Berdasarkan data transaksi Bank Indonesia (BI) pada 13 – 16 Mei 2024, non-residen di pasar keuangan domestik tercatat beli neto Rp22,06 triliun terdiri dari beli neto Rp5,30 triliun di pasar SBN, jual neto Rp2,40 triliun di pasar saham, dan beli neto Rp19,17 triliun di Sekuritas Rupiah Bank Indonesia (SRBI).
Sepanjang 2024, berdasarkan data setelmen hingga 16 Mei 2024, non-residen jual neto Rp42,27 triliun di pasar SBN, jual neto Rp2,05 triliun di pasar saham, dan beli neto Rp53,18 triliun di SRBI.

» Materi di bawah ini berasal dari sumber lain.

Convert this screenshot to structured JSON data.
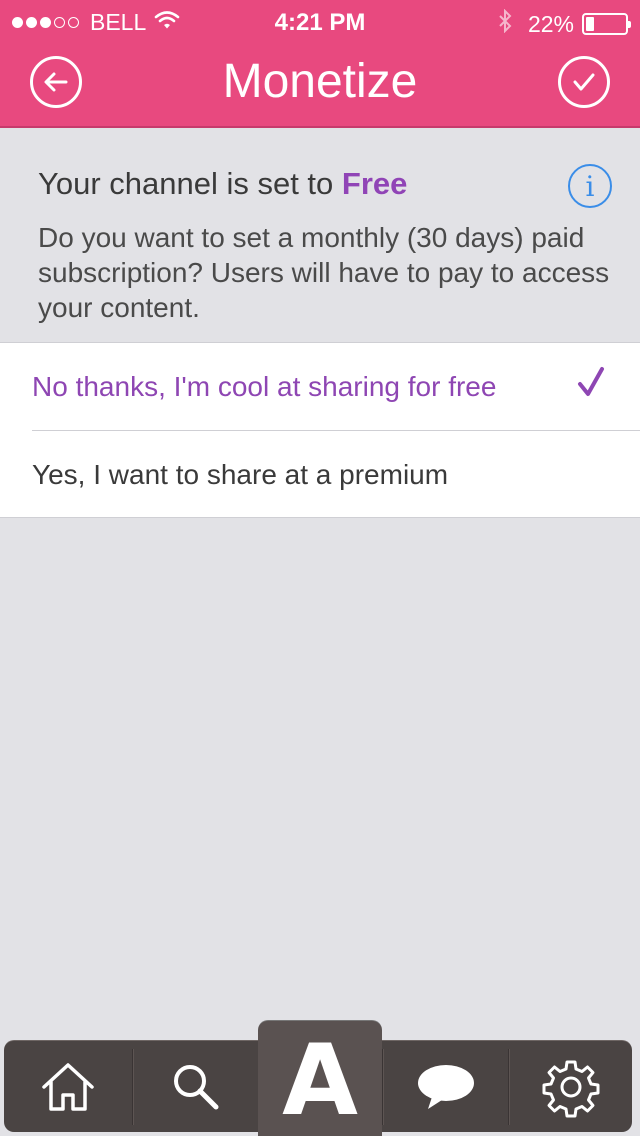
{
  "status_bar": {
    "signal_filled": 3,
    "signal_total": 5,
    "carrier": "BELL",
    "time": "4:21 PM",
    "battery_percent": "22%",
    "battery_level": 0.22
  },
  "nav": {
    "title": "Monetize",
    "back_icon": "back-arrow-circle-icon",
    "done_icon": "checkmark-circle-icon"
  },
  "intro": {
    "heading_prefix": "Your channel is set to ",
    "current_plan": "Free",
    "description": "Do you want to set a monthly (30 days) paid subscription? Users will have to pay to access your content."
  },
  "options": [
    {
      "label": "No thanks, I'm cool at sharing for free",
      "selected": true
    },
    {
      "label": "Yes, I want to share at a premium",
      "selected": false
    }
  ],
  "tabbar": {
    "tabs": [
      "home-icon",
      "search-icon",
      "center-logo",
      "chat-icon",
      "gear-icon"
    ],
    "center_letter": "A"
  },
  "colors": {
    "header": "#e8497f",
    "accent_purple": "#8e46b3",
    "info_blue": "#3a8de8",
    "tabbar": "#4a4443"
  }
}
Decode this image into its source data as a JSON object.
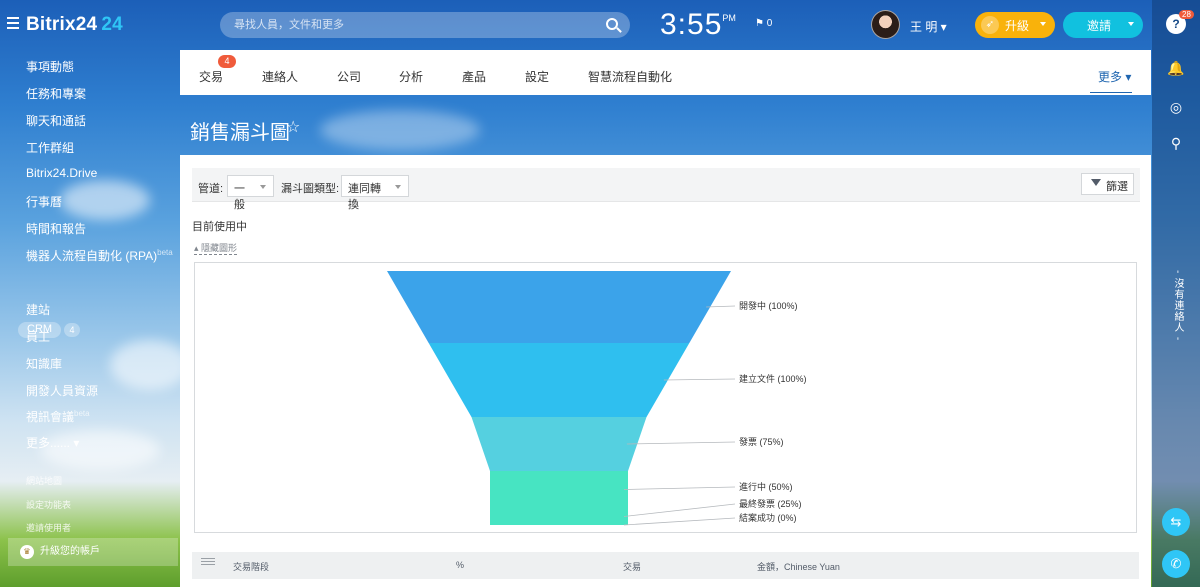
{
  "header": {
    "logo": "Bitrix24",
    "logo_num": "24",
    "search_placeholder": "尋找人員，文件和更多",
    "clock": "3:55",
    "clock_ampm": "PM",
    "flag_count": "0",
    "user": "王 明",
    "upgrade": "升級",
    "invite": "邀請"
  },
  "rail": {
    "help_badge": "28",
    "vertical_text": "- 沒有連絡人 -"
  },
  "menu": {
    "items": [
      "事項動態",
      "任務和專案",
      "聊天和通話",
      "工作群組",
      "Bitrix24.Drive",
      "行事曆",
      "時間和報告",
      "機器人流程自動化 (RPA)",
      "CRM",
      "建站",
      "員工",
      "知識庫",
      "開發人員資源",
      "視訊會議",
      "更多......"
    ],
    "rpa_sup": "beta",
    "video_sup": "beta",
    "crm_count": "4",
    "small": [
      "網站地圖",
      "設定功能表",
      "邀請使用者"
    ],
    "upgrade": "升級您的帳戶"
  },
  "tabs": {
    "items": [
      "交易",
      "連絡人",
      "公司",
      "分析",
      "產品",
      "設定",
      "智慧流程自動化"
    ],
    "deal_badge": "4",
    "more": "更多"
  },
  "page": {
    "title": "銷售漏斗圖"
  },
  "filters": {
    "pipeline_label": "管道:",
    "pipeline_value": "一般",
    "type_label": "漏斗圖類型:",
    "type_value": "連同轉換",
    "filter_btn": "篩選"
  },
  "funnel_section": {
    "current": "目前使用中",
    "hide": "隱藏圖形"
  },
  "chart_data": {
    "type": "funnel",
    "stages": [
      {
        "label": "開發中 (100%)",
        "name": "開發中",
        "value": 100,
        "color": "#3ba3ea"
      },
      {
        "label": "建立文件 (100%)",
        "name": "建立文件",
        "value": 100,
        "color": "#2fbfef"
      },
      {
        "label": "發票 (75%)",
        "name": "發票",
        "value": 75,
        "color": "#55d0e0"
      },
      {
        "label": "進行中 (50%)",
        "name": "進行中",
        "value": 50,
        "color": "#47e4c2"
      },
      {
        "label": "最終發票 (25%)",
        "name": "最終發票",
        "value": 25,
        "color": "#47e4c2"
      },
      {
        "label": "結案成功 (0%)",
        "name": "結案成功",
        "value": 0,
        "color": "#ffa900"
      }
    ]
  },
  "table": {
    "headers": [
      "交易階段",
      "%",
      "交易",
      "金額，Chinese Yuan"
    ]
  }
}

Pada perkembangan lain, Kementerian Keuangan (Kemenkeu) resmi menerbitkan Surat Utang Negara (SUN) dalam valuta asing berdenominasi yen Jepang atau Samurai Bond senilai 200 miliar yen atau setara Rp20,51 triliun (kurs Rp102,57 per yen Jepang) pada Jumat 17 Mei 2024.
DJPPR Kemenkeu mengatakan penerbitan Samurai Bond ini ditujukan untuk pembiayaan APBN 2024. Hasil penerbitan Blue Bonds digunakan untuk mendanai proyek-proyek yang termasuk dalam kualifikasi belanja sektor biru atau terkait kemaritiman sesuai dengan SDGs Framework.